Les Bourses inquiètes
Les financiers sont de plus en plus inquiets des mesures décidées part Trump.
Et les Bourses plongent, notamment à Wall Street les 6 et 10 mars, et encore le 28 mars.
Cette chute « risque » d’être déterminante pour Trump et l’avenir de sa politique, d’autant que « les Sept Magnifiques » à Wall Street - Apple, Nvidia, Microsoft, Meta, Amazon, Google, Tesla - ont vu leur cours s’effondrer. Tesla le paie cher, plongeant de 15 %. Le Nasdaq 100, qui regroupe les principales valeurs technologiques, a clôturé alors en baisse de 3,8 %. D’où un report immédiat par Trump de ses hausses de taxes, au 2 avril.
Par ailleurs, Trump n’est pas seul à agir ainsi : début mars, la Chine a taxé de 100% certains colza canadiens, en riposte à des taxes canadiennes sur les autos électriques, l’acier et l’aluminium !

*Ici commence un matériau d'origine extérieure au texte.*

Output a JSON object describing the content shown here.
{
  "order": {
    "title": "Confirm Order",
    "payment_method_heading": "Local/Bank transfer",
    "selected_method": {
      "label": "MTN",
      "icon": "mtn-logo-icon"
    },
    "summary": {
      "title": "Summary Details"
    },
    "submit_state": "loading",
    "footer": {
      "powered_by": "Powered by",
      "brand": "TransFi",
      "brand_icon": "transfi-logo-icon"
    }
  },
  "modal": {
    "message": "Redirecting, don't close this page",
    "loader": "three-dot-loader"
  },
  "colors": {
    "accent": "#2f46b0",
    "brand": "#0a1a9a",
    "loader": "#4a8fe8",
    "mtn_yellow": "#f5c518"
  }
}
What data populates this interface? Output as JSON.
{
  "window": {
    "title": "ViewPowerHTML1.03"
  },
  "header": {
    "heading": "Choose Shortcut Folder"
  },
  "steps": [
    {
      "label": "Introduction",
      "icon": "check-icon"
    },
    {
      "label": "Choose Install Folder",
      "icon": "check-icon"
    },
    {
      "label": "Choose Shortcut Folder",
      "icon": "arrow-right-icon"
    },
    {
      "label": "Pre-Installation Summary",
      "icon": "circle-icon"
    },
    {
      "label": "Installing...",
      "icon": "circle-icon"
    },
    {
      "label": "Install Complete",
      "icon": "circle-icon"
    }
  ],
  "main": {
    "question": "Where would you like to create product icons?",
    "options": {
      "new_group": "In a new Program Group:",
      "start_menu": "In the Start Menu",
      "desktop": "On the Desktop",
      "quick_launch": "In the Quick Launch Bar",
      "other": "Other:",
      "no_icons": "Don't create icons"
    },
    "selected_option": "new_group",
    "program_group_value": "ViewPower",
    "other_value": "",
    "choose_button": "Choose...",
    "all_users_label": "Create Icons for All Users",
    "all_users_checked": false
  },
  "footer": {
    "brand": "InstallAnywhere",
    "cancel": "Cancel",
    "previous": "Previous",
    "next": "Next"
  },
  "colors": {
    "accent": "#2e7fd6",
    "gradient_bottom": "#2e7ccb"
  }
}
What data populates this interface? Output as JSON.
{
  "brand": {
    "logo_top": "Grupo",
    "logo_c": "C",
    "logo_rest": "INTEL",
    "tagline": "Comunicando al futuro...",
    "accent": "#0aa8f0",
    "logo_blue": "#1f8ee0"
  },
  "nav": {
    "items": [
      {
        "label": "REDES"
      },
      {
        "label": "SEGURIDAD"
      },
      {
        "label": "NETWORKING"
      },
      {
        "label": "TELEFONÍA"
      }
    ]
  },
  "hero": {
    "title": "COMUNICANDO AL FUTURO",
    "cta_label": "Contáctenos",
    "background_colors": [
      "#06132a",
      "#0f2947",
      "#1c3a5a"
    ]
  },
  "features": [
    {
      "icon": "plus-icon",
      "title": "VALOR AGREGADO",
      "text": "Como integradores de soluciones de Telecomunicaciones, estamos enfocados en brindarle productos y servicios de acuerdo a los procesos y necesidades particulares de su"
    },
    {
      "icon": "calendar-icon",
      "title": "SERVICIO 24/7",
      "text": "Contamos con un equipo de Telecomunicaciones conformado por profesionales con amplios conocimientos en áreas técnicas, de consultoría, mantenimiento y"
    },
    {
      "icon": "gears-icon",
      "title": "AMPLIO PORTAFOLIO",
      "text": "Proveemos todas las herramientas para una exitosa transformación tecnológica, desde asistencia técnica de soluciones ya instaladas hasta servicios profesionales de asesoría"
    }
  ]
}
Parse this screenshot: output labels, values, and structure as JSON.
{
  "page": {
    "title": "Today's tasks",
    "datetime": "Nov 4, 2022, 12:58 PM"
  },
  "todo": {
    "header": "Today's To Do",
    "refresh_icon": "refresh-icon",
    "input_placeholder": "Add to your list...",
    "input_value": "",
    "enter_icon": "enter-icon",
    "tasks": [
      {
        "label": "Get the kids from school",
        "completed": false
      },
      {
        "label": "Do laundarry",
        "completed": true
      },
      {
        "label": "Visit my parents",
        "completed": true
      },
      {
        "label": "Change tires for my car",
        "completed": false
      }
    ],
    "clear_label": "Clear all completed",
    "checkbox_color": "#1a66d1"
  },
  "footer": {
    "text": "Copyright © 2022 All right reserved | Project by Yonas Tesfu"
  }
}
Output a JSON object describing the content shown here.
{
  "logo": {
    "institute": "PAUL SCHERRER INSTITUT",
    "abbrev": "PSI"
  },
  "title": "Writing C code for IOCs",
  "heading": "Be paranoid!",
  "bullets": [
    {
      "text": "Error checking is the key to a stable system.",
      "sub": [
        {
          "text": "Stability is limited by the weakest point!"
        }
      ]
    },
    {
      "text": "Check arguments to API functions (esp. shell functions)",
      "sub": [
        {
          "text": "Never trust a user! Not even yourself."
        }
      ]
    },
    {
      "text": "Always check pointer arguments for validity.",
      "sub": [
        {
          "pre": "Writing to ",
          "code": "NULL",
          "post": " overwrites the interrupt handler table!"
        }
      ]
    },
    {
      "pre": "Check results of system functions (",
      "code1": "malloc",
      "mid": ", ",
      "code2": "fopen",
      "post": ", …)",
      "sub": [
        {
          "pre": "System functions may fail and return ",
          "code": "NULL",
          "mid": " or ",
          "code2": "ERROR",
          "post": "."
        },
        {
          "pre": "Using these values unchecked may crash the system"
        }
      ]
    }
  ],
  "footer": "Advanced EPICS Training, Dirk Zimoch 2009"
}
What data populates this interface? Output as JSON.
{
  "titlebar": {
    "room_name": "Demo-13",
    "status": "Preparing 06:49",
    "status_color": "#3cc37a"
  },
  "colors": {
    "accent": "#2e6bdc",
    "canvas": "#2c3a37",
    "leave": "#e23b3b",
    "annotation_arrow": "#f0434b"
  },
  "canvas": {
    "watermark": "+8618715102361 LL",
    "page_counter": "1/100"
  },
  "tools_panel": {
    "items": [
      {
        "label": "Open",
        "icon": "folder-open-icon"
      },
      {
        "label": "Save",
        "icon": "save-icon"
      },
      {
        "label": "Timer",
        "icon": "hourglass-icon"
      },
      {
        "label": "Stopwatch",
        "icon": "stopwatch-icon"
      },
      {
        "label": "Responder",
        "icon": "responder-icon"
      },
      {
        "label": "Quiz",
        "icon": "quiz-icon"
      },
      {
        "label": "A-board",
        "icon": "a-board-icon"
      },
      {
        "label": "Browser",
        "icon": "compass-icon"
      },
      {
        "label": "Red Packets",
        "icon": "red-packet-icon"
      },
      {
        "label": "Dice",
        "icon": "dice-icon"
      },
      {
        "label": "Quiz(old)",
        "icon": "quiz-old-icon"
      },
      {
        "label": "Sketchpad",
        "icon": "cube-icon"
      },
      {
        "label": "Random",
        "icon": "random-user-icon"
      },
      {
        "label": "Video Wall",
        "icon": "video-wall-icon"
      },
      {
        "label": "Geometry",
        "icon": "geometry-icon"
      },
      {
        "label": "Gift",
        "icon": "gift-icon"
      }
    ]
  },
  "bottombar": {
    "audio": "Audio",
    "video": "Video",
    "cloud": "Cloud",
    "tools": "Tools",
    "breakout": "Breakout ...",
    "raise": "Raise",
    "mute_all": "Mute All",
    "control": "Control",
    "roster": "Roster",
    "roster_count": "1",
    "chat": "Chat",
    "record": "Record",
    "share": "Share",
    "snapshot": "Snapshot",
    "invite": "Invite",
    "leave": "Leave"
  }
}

La dette américaine et les solutions « magiques »
Dans sa recherche de « bons plans » pour ses intérêts personnels comme pour l’objectif MAGA (« make américa great again), Trump s’est entiché des crypto devises, rêvant de faire des États-Unis « la capitale mondiale de la cryptographie ».
Il est devenu fasciné par ces monnaies fictives dont la création ne repose sur rien, ni appuyée sur une réserve matérielle, ni sur du travail. Le 6 mars, il signe un décret pour constituer des réserves en crypto dans un Fort Knox virtuel, sur le modèle de la base où sont entreposées les réserves d’or des États-Unis. Et Donald fils explique que, avec ces crypto devises, c’est l’avenir de l’hégémonie américaine sur le plan économique qui se joue. Problème : pour réaliser cette opération, il faut un vote du congrès.
Son objectif : contourner la FED pour contrôler les taux d’intérêt et les émissions de monnaie.
Accessoirement : réaliser une belle opération spéculative avec une émission de crypto à son effigie.
Pendant ce temps, les banques centrales- plus soucieuses du réel- achètent de l’or : pour la troisième année, ces achats dépassent 1000 tonnes d’or….
In fine, ce qu’expriment ces divers développements, c’est le caractère profondément décomposé du système capitaliste, dont les États-Unis constituent une pièce maîtresse.